Monologue
dramatique adapté et mis en scène par Michel Abécassis
d'après les romans de Roddy Doyle, avec Olwen Fouéré.
En partenariat avec le Centre Culturel Irlandais, Michel
Abécassis, fondateur et directeur de Théâtre
de l'Eveil, qui s'attache notamment à un théâtre social
et politique traitant des difficultés de l'être, a adapté deux
romans d'un auteur irlandais, Roddy Doyle,
qui traitent du fait de société devenu une préoccupation de
santé publique qu'est la violence conjugale.

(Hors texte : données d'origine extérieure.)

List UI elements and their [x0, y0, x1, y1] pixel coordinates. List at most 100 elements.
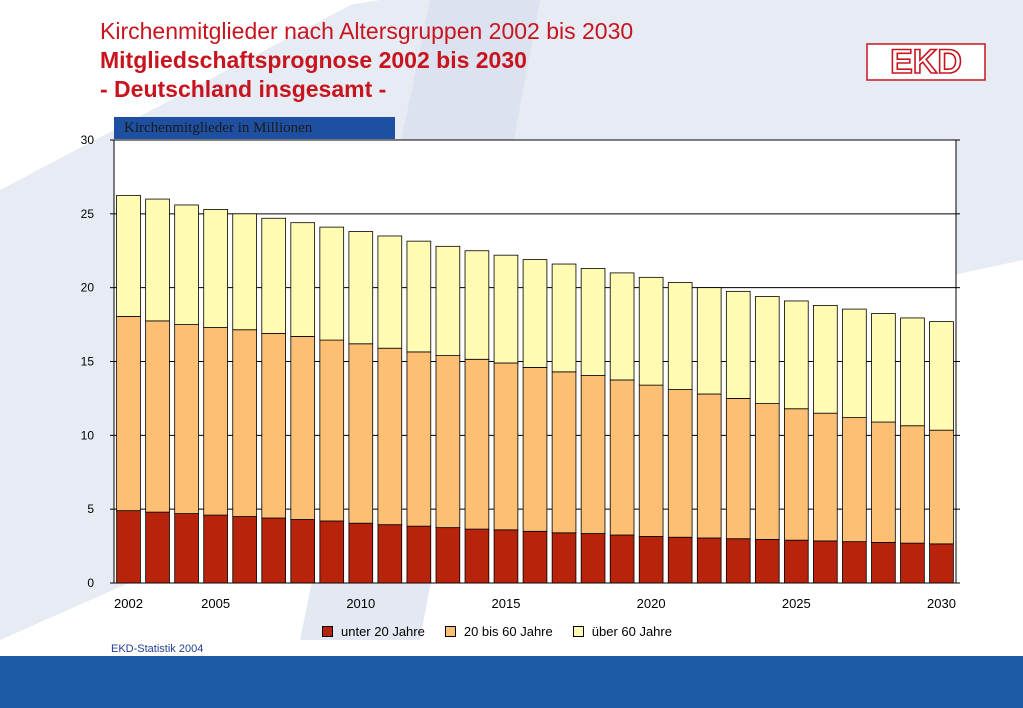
bar-segment-20-to-60-2015: [493, 362, 519, 531]
x-tick-label: 2030: [927, 596, 956, 611]
y-axis-ticks: 0 5 10 15 20 25 30: [81, 133, 960, 590]
y-axis-unit-label: Kirchenmitglieder in Millionen: [114, 117, 395, 139]
bar-segment-over-60-2016: [522, 259, 548, 368]
bar-segment-under-20-2019: [609, 534, 635, 584]
bar-segment-20-to-60-2026: [813, 412, 838, 542]
x-tick-label: 2015: [492, 596, 521, 611]
bar-segment-under-20-2018: [580, 533, 606, 584]
bar-segment-20-to-60-2008: [290, 335, 316, 520]
bar-segment-over-60-2020: [638, 276, 664, 386]
bar-segment-over-60-2004: [174, 204, 199, 325]
legend-label-20-to-60: 20 bis 60 Jahre: [463, 623, 553, 639]
bar-segment-over-60-2026: [813, 304, 838, 414]
chart-title: Kirchenmitglieder nach Altersgruppen 200…: [100, 18, 634, 44]
bar-segment-20-to-60-2017: [551, 371, 577, 534]
bar-segment-under-20-2012: [406, 525, 432, 584]
chart-region-label: - Deutschland insgesamt -: [100, 76, 387, 102]
y-tick-label: 0: [87, 576, 94, 590]
bar-segment-under-20-2015: [493, 529, 519, 584]
source-note: EKD-Statistik 2004: [111, 643, 204, 655]
bar-segment-20-to-60-2004: [174, 324, 199, 514]
bar-segment-20-to-60-2013: [435, 355, 461, 529]
x-tick-label: 2010: [346, 596, 375, 611]
bar-segment-under-20-2030: [929, 543, 954, 584]
bar-segment-under-20-2020: [638, 536, 664, 584]
bar-segment-under-20-2008: [290, 519, 316, 584]
y-tick-label: 10: [81, 428, 95, 442]
y-tick-label: 15: [81, 355, 95, 369]
bar-segment-over-60-2002: [116, 194, 141, 317]
bar-segment-20-to-60-2029: [900, 425, 925, 544]
bar-segment-20-to-60-2006: [232, 329, 257, 517]
bar-segment-over-60-2015: [493, 254, 519, 364]
bar-segment-over-60-2003: [145, 198, 170, 322]
bar-segment-over-60-2028: [871, 313, 896, 423]
bar-segment-over-60-2030: [929, 321, 954, 431]
y-tick-label: 25: [81, 207, 95, 221]
bar-segment-20-to-60-2023: [725, 398, 751, 540]
bar-segment-under-20-2010: [348, 522, 374, 584]
x-tick-label: 2020: [637, 596, 666, 611]
bar-segment-over-60-2012: [406, 240, 432, 353]
bar-segment-over-60-2014: [464, 250, 490, 360]
bar-segment-under-20-2017: [551, 532, 577, 584]
svg-text:EKD: EKD: [890, 43, 962, 81]
bar-segment-under-20-2023: [725, 538, 751, 584]
bar-segment-over-60-2010: [348, 231, 374, 345]
bar-segment-20-to-60-2028: [871, 421, 896, 543]
legend: unter 20 Jahre 20 bis 60 Jahre über 60 J…: [322, 622, 692, 640]
bar-segment-20-to-60-2005: [203, 327, 228, 516]
bar-segment-under-20-2028: [871, 541, 896, 584]
bar-segment-20-to-60-2010: [348, 343, 374, 524]
bar-segment-over-60-2005: [203, 208, 228, 328]
bar-segment-20-to-60-2003: [145, 320, 170, 513]
bar-segment-20-to-60-2024: [754, 403, 780, 540]
legend-swatch-under-20: [322, 625, 333, 637]
bar-segment-20-to-60-2021: [667, 389, 693, 538]
chart-subtitle: Mitgliedschaftsprognose 2002 bis 2030: [100, 47, 527, 73]
legend-label-under-20: unter 20 Jahre: [341, 623, 425, 639]
bar-segment-over-60-2007: [261, 217, 287, 334]
bar-segment-over-60-2029: [900, 317, 925, 427]
footer-bar: [0, 656, 1023, 708]
bar-segment-under-20-2004: [174, 513, 199, 584]
ekd-logo: EKD: [866, 43, 986, 81]
bar-segment-over-60-2006: [232, 213, 257, 331]
bar-segment-20-to-60-2030: [929, 429, 954, 545]
legend-swatch-over-60: [572, 625, 584, 637]
bar-segment-over-60-2025: [784, 300, 809, 410]
bar-segment-under-20-2006: [232, 516, 257, 584]
y-tick-label: 5: [87, 502, 94, 516]
bar-segment-over-60-2022: [696, 287, 722, 395]
bar-segment-under-20-2024: [754, 539, 780, 584]
bar-segment-under-20-2011: [377, 524, 403, 584]
bar-segment-over-60-2018: [580, 268, 606, 376]
bar-segment-20-to-60-2016: [522, 367, 548, 532]
legend-item-20-to-60: 20 bis 60 Jahre: [444, 623, 553, 639]
bar-segment-20-to-60-2020: [638, 384, 664, 537]
bar-segment-over-60-2024: [754, 296, 780, 404]
bar-segment-under-20-2005: [203, 514, 228, 584]
y-tick-label: 30: [81, 133, 95, 147]
bar-segment-over-60-2017: [551, 263, 577, 373]
bar-segment-20-to-60-2019: [609, 379, 635, 536]
bar-segment-20-to-60-2009: [319, 339, 345, 522]
bars: [116, 194, 954, 584]
bar-segment-over-60-2021: [667, 282, 693, 390]
bar-segment-over-60-2013: [435, 245, 461, 356]
bar-segment-under-20-2026: [813, 540, 838, 584]
bar-segment-under-20-2029: [900, 542, 925, 584]
bar-segment-20-to-60-2011: [377, 347, 403, 526]
legend-swatch-20-to-60: [444, 625, 456, 637]
bar-segment-over-60-2019: [609, 272, 635, 381]
bar-segment-under-20-2009: [319, 520, 345, 584]
bar-segment-under-20-2002: [116, 510, 141, 584]
legend-item-under-20: unter 20 Jahre: [322, 624, 425, 639]
x-tick-label: 2002: [114, 596, 143, 611]
bar-segment-over-60-2009: [319, 226, 345, 341]
bar-segment-under-20-2013: [435, 527, 461, 584]
legend-item-over-60: über 60 Jahre: [572, 624, 672, 639]
x-tick-label: 2005: [201, 596, 230, 611]
bar-segment-over-60-2008: [290, 222, 316, 337]
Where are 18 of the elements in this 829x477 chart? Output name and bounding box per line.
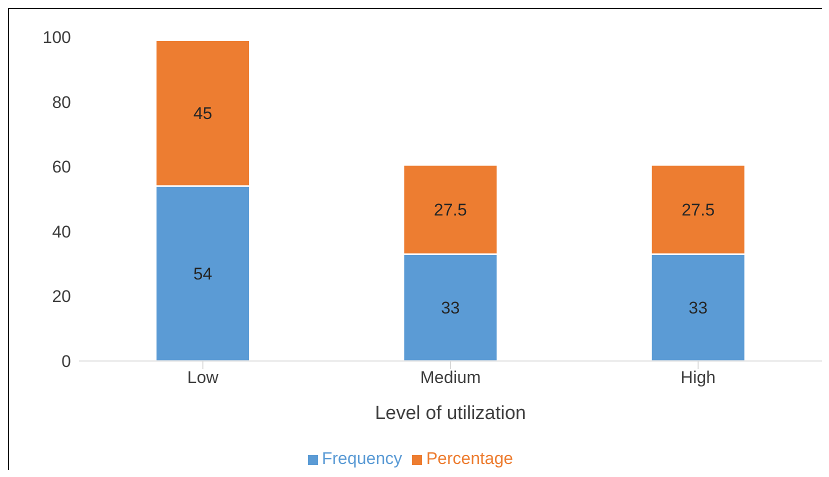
y-tick-label: 40 xyxy=(52,222,71,242)
data-label: 27.5 xyxy=(682,200,715,220)
legend-label: Percentage xyxy=(426,449,514,468)
x-tick-label: Low xyxy=(187,368,220,388)
x-tick-label: High xyxy=(680,368,716,388)
legend-label: Frequency xyxy=(322,449,402,468)
x-axis-title: Level of utilization xyxy=(374,403,526,424)
data-label: 33 xyxy=(440,298,460,318)
data-label: 27.5 xyxy=(434,200,467,220)
x-tick-label: Medium xyxy=(420,368,481,388)
data-label: 45 xyxy=(193,104,212,124)
y-tick-label: 20 xyxy=(52,287,71,306)
data-label: 33 xyxy=(688,298,708,318)
data-label: 54 xyxy=(193,264,212,284)
y-tick-label: 0 xyxy=(62,352,71,372)
y-tick-label: 60 xyxy=(52,158,71,177)
y-tick-label: 100 xyxy=(42,28,71,48)
y-tick-label: 80 xyxy=(52,92,71,112)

"Paula Spencer, la femme qui se
cognait dans les portes" aborde de manière humaine, intelligente
et essentielle, sans verser dans le reality show, le plaidoyer
ou le didactisme, toute la problématique de la maltraitance
des femmes, de l'acceptation des victimes au déni des tiers,
au travers non pas d'un cas, un cas parmi tant d'autres, mais
d'une vie.
Celle de Paula Spencer qui a vécu de longues années de sévices,
a sombré dans l'alcool, a négligé ses enfants, ce qui compte
cependant le plus pour elle, avant le sursaut ultime. Plus de
dix ans après, si le corps a tant bien que mal résisté, l'âme
est à jamais meurtrie et la vie volée pèse encore lourd sur
un avenir incertain. Mais l'étincelle est encore vivace et,
lucide, elle s'accroche encore à deux mains à cette "putain
de vie".
Dans une scénographie particulièrement réussie
de Jean-Guy Lecat reposant sur des
jeux de lumière qui sculptent la scène plongée
dans le noir, organisent les épisodes narratifs en élargissant
progressivement l'espace de jeu en corrélation avec l'autonomie
retrouvée de la conscience de soi et mettent en exergue
les phases de catharsis du personnage, la direction de Michel
Abécassis, ressortit de celle de "The Irish
whisperer" et canalise la fougue rageuse largement perceptible
d'une comédienne fascinante, exceptionnelle, tripale,
qui donne à ce personnage une présence, une corporéité
et une voix éblouissantes.
L'interprétation de Olwen Fouéré,
crinière blonce, morphologie nerveuse de chat, voix éraillée
à accent gaélique, relève de l'incarnation.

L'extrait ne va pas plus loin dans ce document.